18 thoughts on “Moby & PJ

  1. I thought you didn’t like dogs…I remember a little bat terrier called Boston…but now you have 2…good stuff, PJ looks cute…for a weiner dog

  2. Not big on dogs. Cats, I like. However, there are many sacrifices that I’m willing to make to accomodate the earth rule that mandates that every earth child has a dog. (Reference: Stargate SG-1, Season 1, Episode #15, “Singularity” – stated by O’Neill.)

    Also, I believe Boston, the rat terrier, was mentally deficient. This is evidenced not only by our inability to keep the dog, but by the same thing happening after we gave Boston to real, live, verified & card-carrying dog people (defined as people who may die unless they have 4 dogs at their house,, sleeping inside, preferably in their beds, while the human occupants live on the floor.)

    Happy New Year PBJ

  3. Did Boston’s recipients give him away also?

    If you had a cat, each of your children would have a pet.

    Who is Ainsley?

  4. yes, Boston’s recipients, real dog lovers, gave the rat to the pound, which is the final evidence that we were justified in declaring her mentally unsound.

    Ainsley is Weezer’s nemesis – she plays Lex Luthor to Weezer’s Supergirl, Greedo to Han Solo, Raymond Burr to Jimmy Stewart… you get the picture.

  5. Ainsley is a girl in 3rd grade at Weezer’s school; this year she’s not in her class, which is fortunate for all of us.

    Technically, if she was a human, we’d need to call PJ by a feminine name, but with dogs, all bets are off. I was watching the Westminster Dog Show & man, those are some funky names. And that’s just the owners.

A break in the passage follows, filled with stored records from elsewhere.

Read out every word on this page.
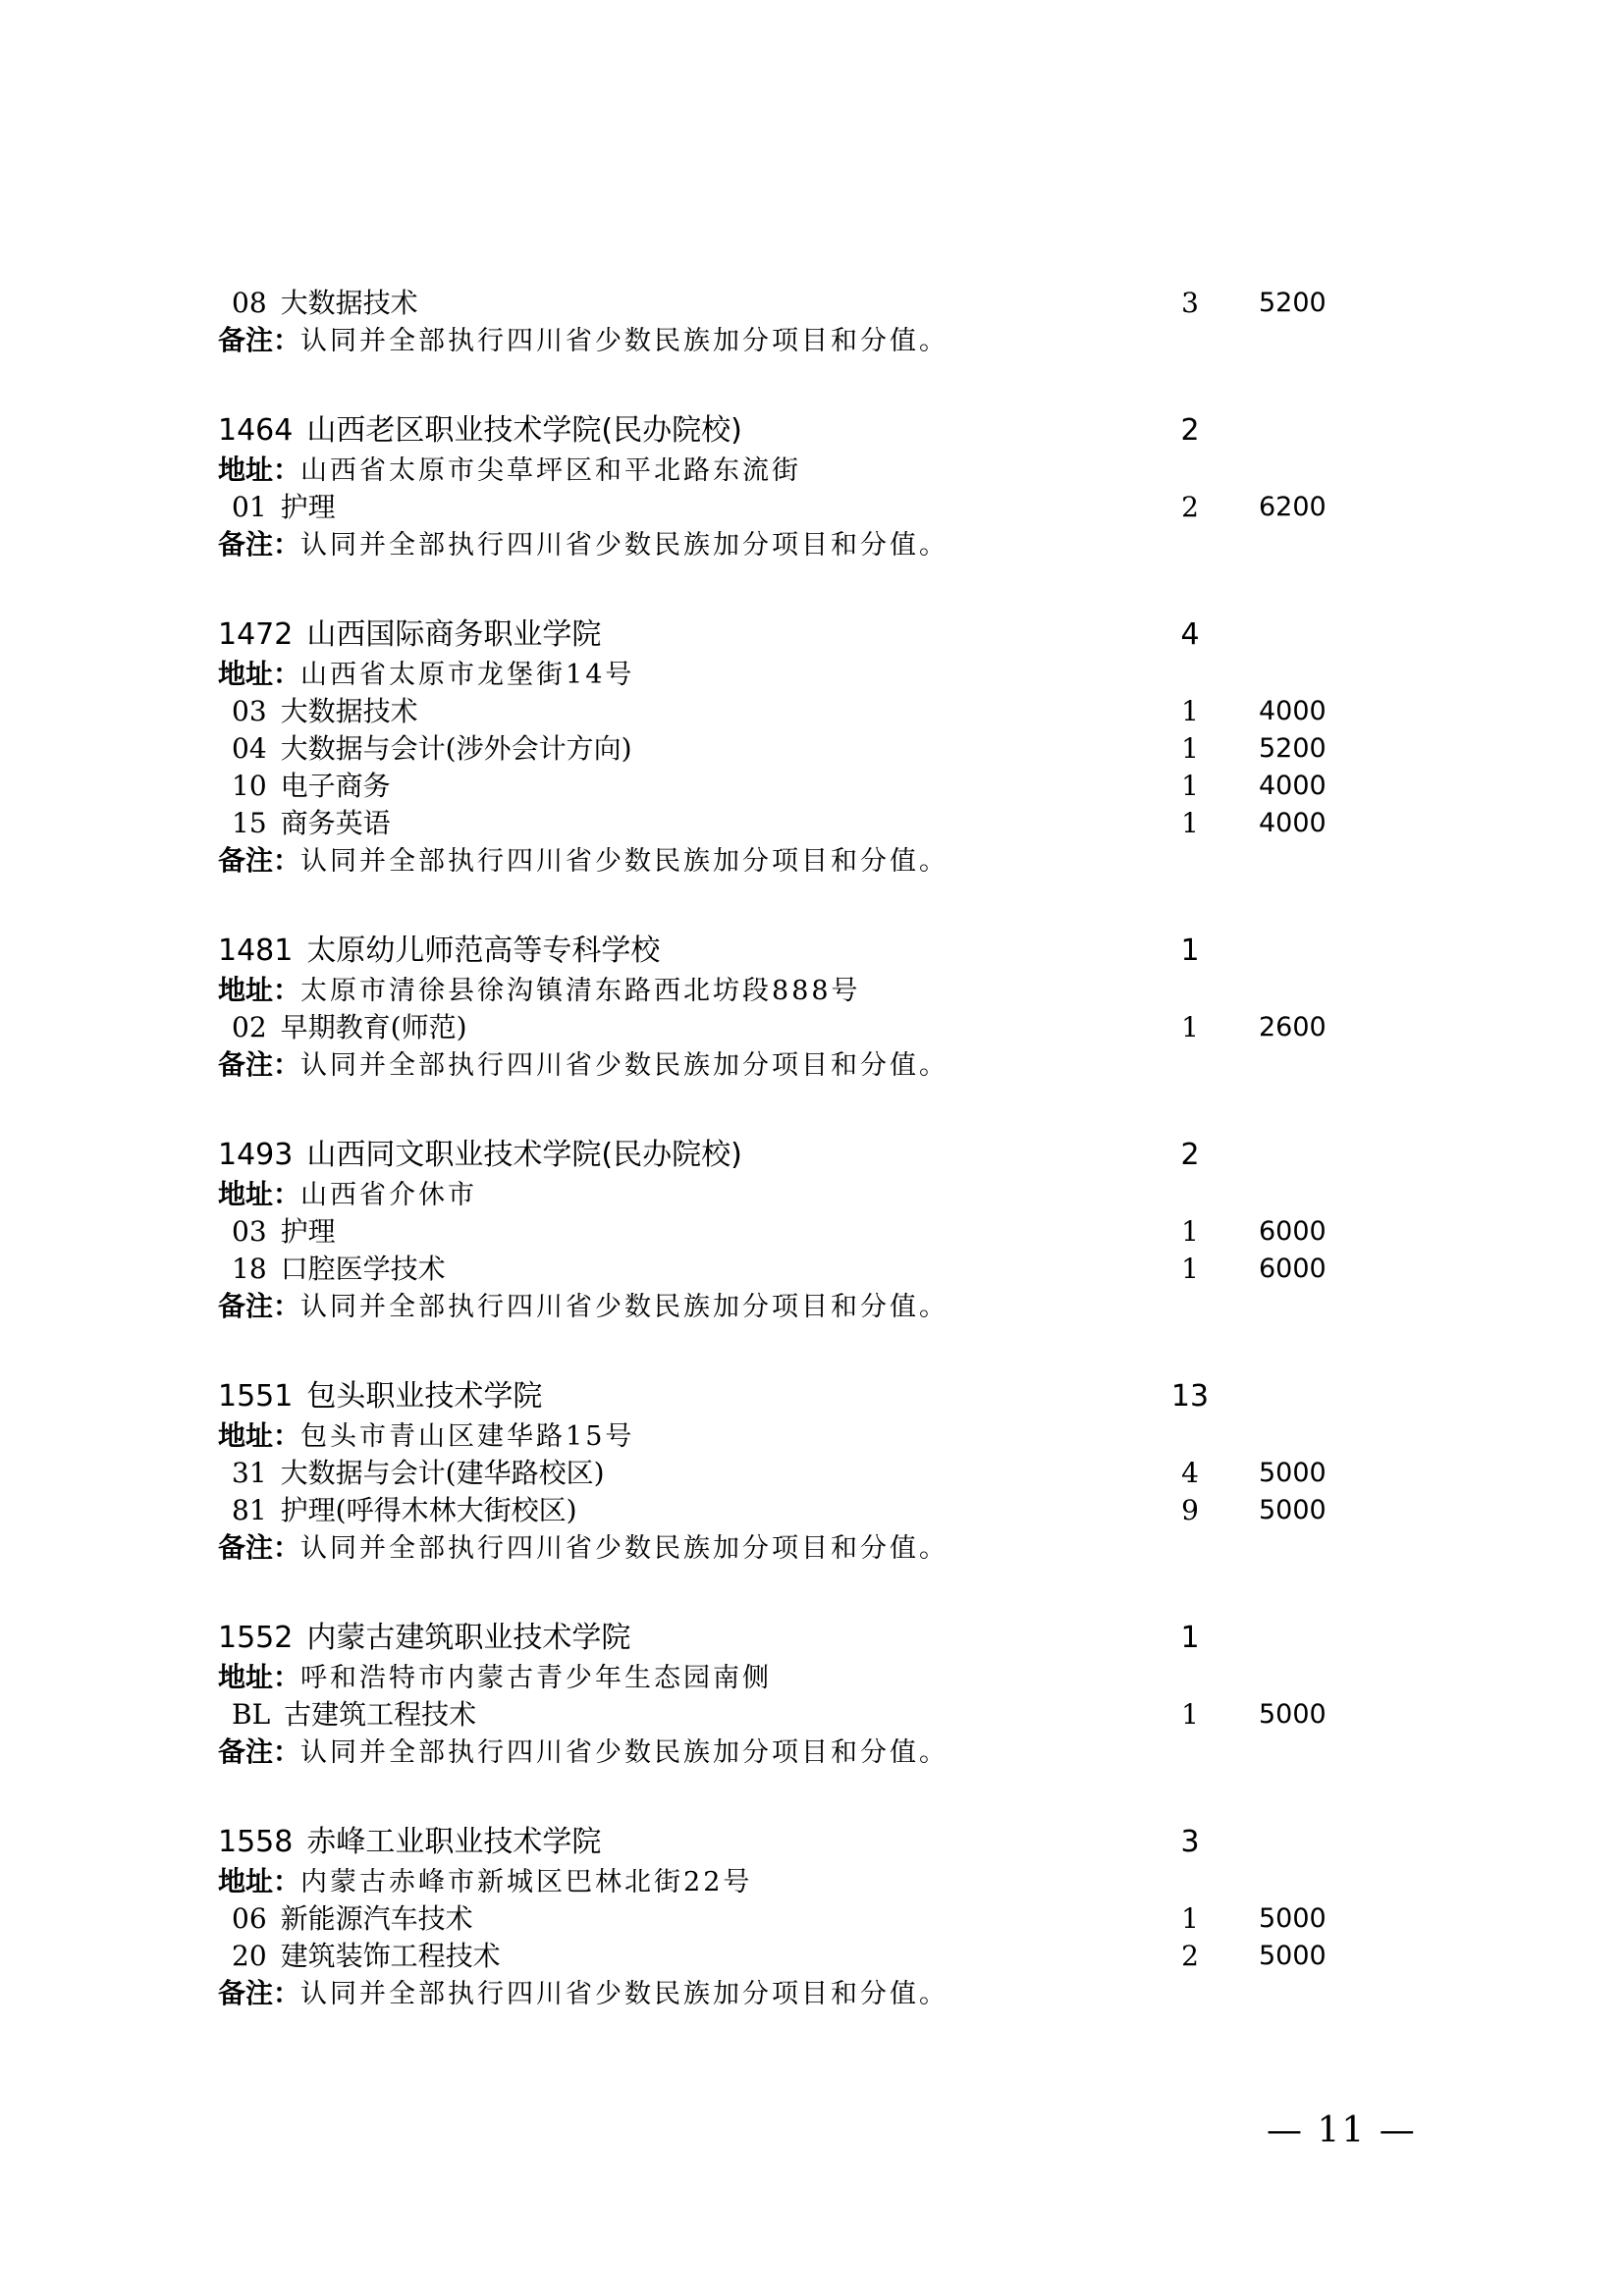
08 大数据技术	3 5200
备注：认同并全部执行四川省少数民族加分项目和分值。
1464 山西老区职业技术学院(民办院校)	2
地址：山西省太原市尖草坪区和平北路东流街
01 护理	2 6200
备注：认同并全部执行四川省少数民族加分项目和分值。
1472 山西国际商务职业学院	4
地址：山西省太原市龙堡街14号
03 大数据技术	1 4000
04 大数据与会计(涉外会计方向)	1 5200
10 电子商务	1 4000
15 商务英语	1 4000
备注：认同并全部执行四川省少数民族加分项目和分值。
1481 太原幼儿师范高等专科学校	1
地址：太原市清徐县徐沟镇清东路西北坊段888号
02 早期教育(师范)	1 2600
备注：认同并全部执行四川省少数民族加分项目和分值。
1493 山西同文职业技术学院(民办院校)	2
地址：山西省介休市
03 护理	1 6000
18 口腔医学技术	1 6000
备注：认同并全部执行四川省少数民族加分项目和分值。
1551 包头职业技术学院	13
地址：包头市青山区建华路15号
31 大数据与会计(建华路校区)	4 5000
81 护理(呼得木林大街校区)	9 5000
备注：认同并全部执行四川省少数民族加分项目和分值。
1552 内蒙古建筑职业技术学院	1
地址：呼和浩特市内蒙古青少年生态园南侧
BL 古建筑工程技术	1 5000
备注：认同并全部执行四川省少数民族加分项目和分值。
1558 赤峰工业职业技术学院	3
地址：内蒙古赤峰市新城区巴林北街22号
06 新能源汽车技术	1 5000
20 建筑装饰工程技术	2 5000
备注：认同并全部执行四川省少数民族加分项目和分值。
— 11 —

  6. those dog show people are really, really scary. my mom is dog-sittin right now and the owner printed off a med/vet release form for his pup. sheesh i forget to do that for my kids sometimes, but he thought of everything. kreeps me out when people start treating pets like they are people.

  7. creeps me out when people treat their children like people. or cats like things that shouldn’t be put down.

  8. so, brintus, you subscribe to the snoop dogg school of pet/childcare? rather than hold & nurture said pet/child, you “drop it like it’s hot…”

  9. We are also the people (defined as people who may die unless they have 4 dogs at their house,, sleeping inside, preferably in their beds, while the human occupants live on the floor.)

    However we only have 3. A Chesapeake Bay, a Golden and a Newfoundland mix. We have had them all since they were puppies ansd the oldest in now 7. I think its great to raise kids around animals.
    Congrats on the new pup!

  10. Didn’t Boston ultimately end up dieing from a brain tumor or something like that?

  11. i am definetly NOT of the snoop dog phils for kids. kids are lil people in lil bodies with way too much smarts than bigger people give them credit for.

  12. The same is true of midgets, with the exception of the “people” and “smarts” stuff. I guess that just leaves “lil bodies.”

  13. Oh, BTW, Louie….now you can’t say anything about my little dog, because yours is even more little!

  14. people who own dogs change. they just dont see what non dog owners see. like the hair and the stink. and how many times a dog will sniff my pant leg. just hump it and get off already, it aint getting any uglier.
    i refuse to be a pet owner (minus the 5 kids and turtle who can hardly count as a pet) until my children no longer poop in inappropriate places. aka their pants, the toilet seat, etc. when that happens, my pooper scooper days are over. i already have little groundlings to gnaw on my furniture, i dont need to start a collection of them.
    but i really am a dog person…giggle. at least i used to be.

  15. I’m totally with you on the waiting until their is only one pooper in the family – cool thing is that Pastor Jack uses a litter box most of the time.

    My dog is not tall, but she sure is long. Within about 8-10 months, she may give Liat a run for her money.